A still from Tala Madani's “Sex Ed by God” (2017), currently showing at the Whitney Biennial. Courtesy the Artist / Pilar Corrias Gallery / David Kordansky Gallery and The New Yorker. |
Recently, the Iranian-American artist Tala Madani was sitting in her studio in Los Angeles, tweaking a video in progress. It featured a young girl wearing a bow in her hair and a yellow-gold cardigan, her legs akimbo in a pose that conjured Courbet’s “The Origin of the World.” The animated film imagines a sex-education class taught by God. Madani had recently been watching nineteen-seventies sex-education films from Scandinavia and Britain on YouTube, and was struck by the way they were typically narrated “from both perspectives, male and female.” In her own film, a pair of men—one thin and boyish, the other tall and pear-shaped—gaze at a projection of the young woman, while the narrator, represented by a pair of disembodied pink lips, wheezily delivers the wisdom of the ages: “Be present. Find the clit and never let it go.” As the scene unfolds, the girl reaches out of the projector screen, takes hold of the male figures, draws them in, and makes them disappear between her legs. “I guess I was really interested in exploring female pleasure,” Madani told me. “I wanted to play with the idea of passivity. She’s not passive anymore.”
Like her paintings, Madani is alternately droll and punishingly serious. The first time I saw her work, seven years ago, in London, I was struck by a painting of a gaggle of men kneeling on all fours. It was impossible to say whether they were engaged in prayer or in sexual submission. Large parachutes hung limply around their bodies. The men’s noses were spewing blood. And yet, somehow, this grotesque group portrait had a sweetness to it as well.
In February, following President Trump’s executive order denying the citizens of seven Muslim-majority countries entry into the United States, the Museum of Modern Art exhibited eight works by artists from those countries in its fifth-floor galleries. Among the works on display was a Madani video, from 2007, entitled “Chit Chat.” In the video, which can be seen on YouTube, two men engage in banter that is by turns friendly, argumentative, and literally bilious. It is, like the best of her work, at once charming, thoughtful, and kind of disgusting.
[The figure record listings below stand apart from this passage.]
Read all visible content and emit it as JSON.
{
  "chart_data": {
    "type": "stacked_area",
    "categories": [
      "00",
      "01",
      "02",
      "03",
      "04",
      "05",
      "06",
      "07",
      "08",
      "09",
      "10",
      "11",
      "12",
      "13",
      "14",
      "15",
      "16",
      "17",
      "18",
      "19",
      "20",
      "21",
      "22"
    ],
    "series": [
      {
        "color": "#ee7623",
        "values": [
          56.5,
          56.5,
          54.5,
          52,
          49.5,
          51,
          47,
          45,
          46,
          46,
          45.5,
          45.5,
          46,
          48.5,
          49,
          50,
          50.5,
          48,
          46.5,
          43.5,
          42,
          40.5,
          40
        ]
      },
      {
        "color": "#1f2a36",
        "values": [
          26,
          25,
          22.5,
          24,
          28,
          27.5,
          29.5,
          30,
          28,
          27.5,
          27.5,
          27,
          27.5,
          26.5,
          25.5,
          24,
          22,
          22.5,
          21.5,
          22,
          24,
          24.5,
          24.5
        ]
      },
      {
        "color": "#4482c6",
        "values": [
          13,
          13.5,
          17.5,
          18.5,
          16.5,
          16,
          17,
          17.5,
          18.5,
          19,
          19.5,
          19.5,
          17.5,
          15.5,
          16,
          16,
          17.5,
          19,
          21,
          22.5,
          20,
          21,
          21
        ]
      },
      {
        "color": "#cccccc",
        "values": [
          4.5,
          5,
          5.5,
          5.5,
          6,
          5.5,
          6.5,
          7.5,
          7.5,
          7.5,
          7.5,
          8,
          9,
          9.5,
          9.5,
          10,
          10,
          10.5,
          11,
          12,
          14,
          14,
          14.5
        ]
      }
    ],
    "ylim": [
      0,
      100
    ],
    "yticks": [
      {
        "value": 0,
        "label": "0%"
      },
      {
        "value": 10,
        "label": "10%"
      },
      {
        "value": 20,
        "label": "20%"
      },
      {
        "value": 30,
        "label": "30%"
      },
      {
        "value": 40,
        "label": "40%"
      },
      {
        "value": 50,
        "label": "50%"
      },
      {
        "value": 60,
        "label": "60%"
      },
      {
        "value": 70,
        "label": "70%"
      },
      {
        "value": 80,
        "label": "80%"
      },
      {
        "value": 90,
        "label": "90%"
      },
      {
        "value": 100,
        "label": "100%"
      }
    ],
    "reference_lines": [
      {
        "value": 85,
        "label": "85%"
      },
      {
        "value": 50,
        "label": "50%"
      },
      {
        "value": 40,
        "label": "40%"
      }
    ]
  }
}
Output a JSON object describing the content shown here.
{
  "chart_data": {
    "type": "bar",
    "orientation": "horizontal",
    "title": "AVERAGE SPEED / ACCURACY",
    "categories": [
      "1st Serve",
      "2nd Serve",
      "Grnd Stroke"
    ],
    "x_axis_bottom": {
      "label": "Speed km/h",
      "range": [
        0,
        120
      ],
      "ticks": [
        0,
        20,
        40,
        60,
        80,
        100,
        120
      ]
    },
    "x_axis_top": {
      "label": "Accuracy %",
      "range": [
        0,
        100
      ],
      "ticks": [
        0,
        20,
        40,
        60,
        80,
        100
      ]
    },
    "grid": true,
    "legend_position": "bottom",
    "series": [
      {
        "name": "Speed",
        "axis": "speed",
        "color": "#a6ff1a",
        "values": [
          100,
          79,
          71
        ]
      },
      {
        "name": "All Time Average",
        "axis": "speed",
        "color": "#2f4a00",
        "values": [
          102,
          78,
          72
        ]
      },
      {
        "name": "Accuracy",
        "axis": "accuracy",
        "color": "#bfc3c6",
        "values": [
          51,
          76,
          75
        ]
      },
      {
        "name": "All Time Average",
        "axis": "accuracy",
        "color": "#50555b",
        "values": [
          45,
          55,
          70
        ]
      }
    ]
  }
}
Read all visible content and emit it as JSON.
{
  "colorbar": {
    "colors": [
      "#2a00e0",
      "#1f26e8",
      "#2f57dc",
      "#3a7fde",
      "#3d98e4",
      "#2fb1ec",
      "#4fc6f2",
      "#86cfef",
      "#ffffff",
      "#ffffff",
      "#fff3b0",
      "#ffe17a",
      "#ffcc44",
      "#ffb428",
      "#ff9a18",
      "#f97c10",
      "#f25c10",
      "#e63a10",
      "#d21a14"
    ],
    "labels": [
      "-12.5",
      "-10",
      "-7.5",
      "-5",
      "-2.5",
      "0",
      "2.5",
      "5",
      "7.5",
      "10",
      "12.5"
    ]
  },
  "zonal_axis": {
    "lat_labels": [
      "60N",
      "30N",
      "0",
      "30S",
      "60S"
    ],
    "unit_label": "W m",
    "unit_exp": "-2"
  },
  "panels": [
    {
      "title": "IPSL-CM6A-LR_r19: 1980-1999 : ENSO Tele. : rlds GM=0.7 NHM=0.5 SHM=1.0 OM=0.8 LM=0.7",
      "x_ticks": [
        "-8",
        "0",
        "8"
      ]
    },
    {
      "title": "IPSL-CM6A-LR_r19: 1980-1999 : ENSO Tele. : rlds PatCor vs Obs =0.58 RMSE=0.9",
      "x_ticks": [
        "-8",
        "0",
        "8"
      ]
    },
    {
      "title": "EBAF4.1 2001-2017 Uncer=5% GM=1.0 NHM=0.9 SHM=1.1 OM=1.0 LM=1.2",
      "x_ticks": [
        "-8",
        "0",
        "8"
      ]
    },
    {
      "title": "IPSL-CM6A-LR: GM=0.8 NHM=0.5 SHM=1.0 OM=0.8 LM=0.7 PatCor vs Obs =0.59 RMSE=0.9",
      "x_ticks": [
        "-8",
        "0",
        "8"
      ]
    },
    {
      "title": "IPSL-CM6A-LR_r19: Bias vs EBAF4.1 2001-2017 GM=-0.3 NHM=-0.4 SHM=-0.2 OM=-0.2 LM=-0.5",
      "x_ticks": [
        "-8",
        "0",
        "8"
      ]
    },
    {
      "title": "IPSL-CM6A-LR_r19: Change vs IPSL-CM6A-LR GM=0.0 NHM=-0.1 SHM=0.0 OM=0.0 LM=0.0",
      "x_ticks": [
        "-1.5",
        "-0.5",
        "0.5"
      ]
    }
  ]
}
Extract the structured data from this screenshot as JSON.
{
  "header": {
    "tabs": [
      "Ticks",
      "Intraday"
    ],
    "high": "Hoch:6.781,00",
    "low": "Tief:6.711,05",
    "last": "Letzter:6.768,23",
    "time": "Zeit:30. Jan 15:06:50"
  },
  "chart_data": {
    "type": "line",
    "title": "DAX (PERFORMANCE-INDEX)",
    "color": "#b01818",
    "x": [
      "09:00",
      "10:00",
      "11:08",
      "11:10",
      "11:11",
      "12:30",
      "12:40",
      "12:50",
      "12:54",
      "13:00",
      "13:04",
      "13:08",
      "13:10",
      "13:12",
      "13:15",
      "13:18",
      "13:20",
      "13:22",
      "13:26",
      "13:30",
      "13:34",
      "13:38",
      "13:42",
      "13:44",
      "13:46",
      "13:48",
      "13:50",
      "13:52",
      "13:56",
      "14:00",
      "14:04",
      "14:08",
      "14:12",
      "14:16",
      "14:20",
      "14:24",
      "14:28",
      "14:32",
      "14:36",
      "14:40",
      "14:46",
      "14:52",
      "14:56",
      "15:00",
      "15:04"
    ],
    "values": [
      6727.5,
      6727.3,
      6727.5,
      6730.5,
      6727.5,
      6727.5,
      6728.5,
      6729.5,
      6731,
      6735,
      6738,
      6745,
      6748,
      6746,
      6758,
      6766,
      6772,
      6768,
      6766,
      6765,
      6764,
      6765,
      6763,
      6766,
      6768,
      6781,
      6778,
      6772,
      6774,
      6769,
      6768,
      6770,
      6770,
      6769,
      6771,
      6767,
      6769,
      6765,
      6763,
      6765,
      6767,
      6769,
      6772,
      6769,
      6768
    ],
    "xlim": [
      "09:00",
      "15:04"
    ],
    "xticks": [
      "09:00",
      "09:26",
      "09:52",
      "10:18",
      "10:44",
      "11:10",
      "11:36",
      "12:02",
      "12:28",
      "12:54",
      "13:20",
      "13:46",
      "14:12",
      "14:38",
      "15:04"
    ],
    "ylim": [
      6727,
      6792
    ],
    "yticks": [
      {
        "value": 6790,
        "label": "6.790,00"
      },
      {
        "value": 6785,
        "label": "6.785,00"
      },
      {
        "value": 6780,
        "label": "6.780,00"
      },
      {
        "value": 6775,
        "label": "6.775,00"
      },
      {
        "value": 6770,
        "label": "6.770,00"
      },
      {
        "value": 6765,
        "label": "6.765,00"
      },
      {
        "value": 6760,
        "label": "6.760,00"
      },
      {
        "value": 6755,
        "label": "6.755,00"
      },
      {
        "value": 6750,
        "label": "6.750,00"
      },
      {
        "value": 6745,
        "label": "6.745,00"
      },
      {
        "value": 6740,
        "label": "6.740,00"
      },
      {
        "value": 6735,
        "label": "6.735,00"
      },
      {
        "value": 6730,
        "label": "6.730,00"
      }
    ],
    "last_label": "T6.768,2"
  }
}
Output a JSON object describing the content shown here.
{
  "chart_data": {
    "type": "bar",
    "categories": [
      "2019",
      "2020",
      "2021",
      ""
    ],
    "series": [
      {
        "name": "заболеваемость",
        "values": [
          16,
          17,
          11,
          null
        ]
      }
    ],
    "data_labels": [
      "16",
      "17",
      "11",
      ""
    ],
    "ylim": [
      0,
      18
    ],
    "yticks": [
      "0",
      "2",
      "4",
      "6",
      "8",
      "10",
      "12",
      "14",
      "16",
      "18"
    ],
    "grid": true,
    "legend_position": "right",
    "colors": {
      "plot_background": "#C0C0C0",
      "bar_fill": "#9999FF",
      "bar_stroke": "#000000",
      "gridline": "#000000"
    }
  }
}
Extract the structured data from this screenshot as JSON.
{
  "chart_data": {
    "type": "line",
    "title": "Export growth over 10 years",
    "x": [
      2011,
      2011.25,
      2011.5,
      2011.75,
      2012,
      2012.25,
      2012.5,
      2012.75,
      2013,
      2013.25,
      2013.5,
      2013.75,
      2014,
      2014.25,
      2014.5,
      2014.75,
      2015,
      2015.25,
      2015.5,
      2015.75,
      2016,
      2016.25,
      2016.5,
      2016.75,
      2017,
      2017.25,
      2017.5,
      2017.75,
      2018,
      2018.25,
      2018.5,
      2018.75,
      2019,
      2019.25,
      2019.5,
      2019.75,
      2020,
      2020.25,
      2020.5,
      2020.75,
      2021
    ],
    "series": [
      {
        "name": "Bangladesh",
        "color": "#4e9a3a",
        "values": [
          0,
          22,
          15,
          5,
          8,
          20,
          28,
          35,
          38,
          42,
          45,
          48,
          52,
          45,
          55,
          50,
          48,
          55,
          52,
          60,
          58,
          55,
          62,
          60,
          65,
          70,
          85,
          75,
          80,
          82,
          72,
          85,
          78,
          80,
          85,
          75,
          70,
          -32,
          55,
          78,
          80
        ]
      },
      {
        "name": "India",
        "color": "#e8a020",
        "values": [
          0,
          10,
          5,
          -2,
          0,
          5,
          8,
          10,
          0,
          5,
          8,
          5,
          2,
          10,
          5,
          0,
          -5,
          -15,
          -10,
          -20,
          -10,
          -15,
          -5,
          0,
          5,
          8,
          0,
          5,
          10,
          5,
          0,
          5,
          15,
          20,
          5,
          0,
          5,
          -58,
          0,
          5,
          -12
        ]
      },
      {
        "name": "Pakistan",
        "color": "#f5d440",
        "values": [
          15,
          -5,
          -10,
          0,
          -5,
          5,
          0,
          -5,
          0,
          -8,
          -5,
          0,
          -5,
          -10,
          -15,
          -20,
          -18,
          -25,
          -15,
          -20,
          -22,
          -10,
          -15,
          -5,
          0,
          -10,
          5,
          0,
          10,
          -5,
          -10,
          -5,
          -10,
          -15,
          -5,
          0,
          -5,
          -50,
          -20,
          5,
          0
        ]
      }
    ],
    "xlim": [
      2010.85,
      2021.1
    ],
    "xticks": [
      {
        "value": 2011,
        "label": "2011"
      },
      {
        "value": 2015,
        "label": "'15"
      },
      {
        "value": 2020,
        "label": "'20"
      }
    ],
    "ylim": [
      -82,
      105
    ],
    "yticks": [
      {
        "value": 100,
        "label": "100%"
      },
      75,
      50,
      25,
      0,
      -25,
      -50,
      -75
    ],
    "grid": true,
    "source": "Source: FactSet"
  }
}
Critics are wont to consider Madani’s work through the prism of her Iranian background. Madani is not fond of this maneuver. Her work has more in common with the giddy grotesqueries of the Los Angeles artist Paul McCarthy or with Philip Guston’s lumpy, comical forms than it does with Islamic calligraphy or Persian miniature painting. And yet, she admitted, “I probably wouldn’t have become a painter if I hadn’t been the product of emigration.” Her canvases can be viewed as theatres of cultural encounter, where references from the history of art meld with figures drawn from the Japanese anime that she loves to watch or from the Ladybird children’s books that served as her introduction to the English language.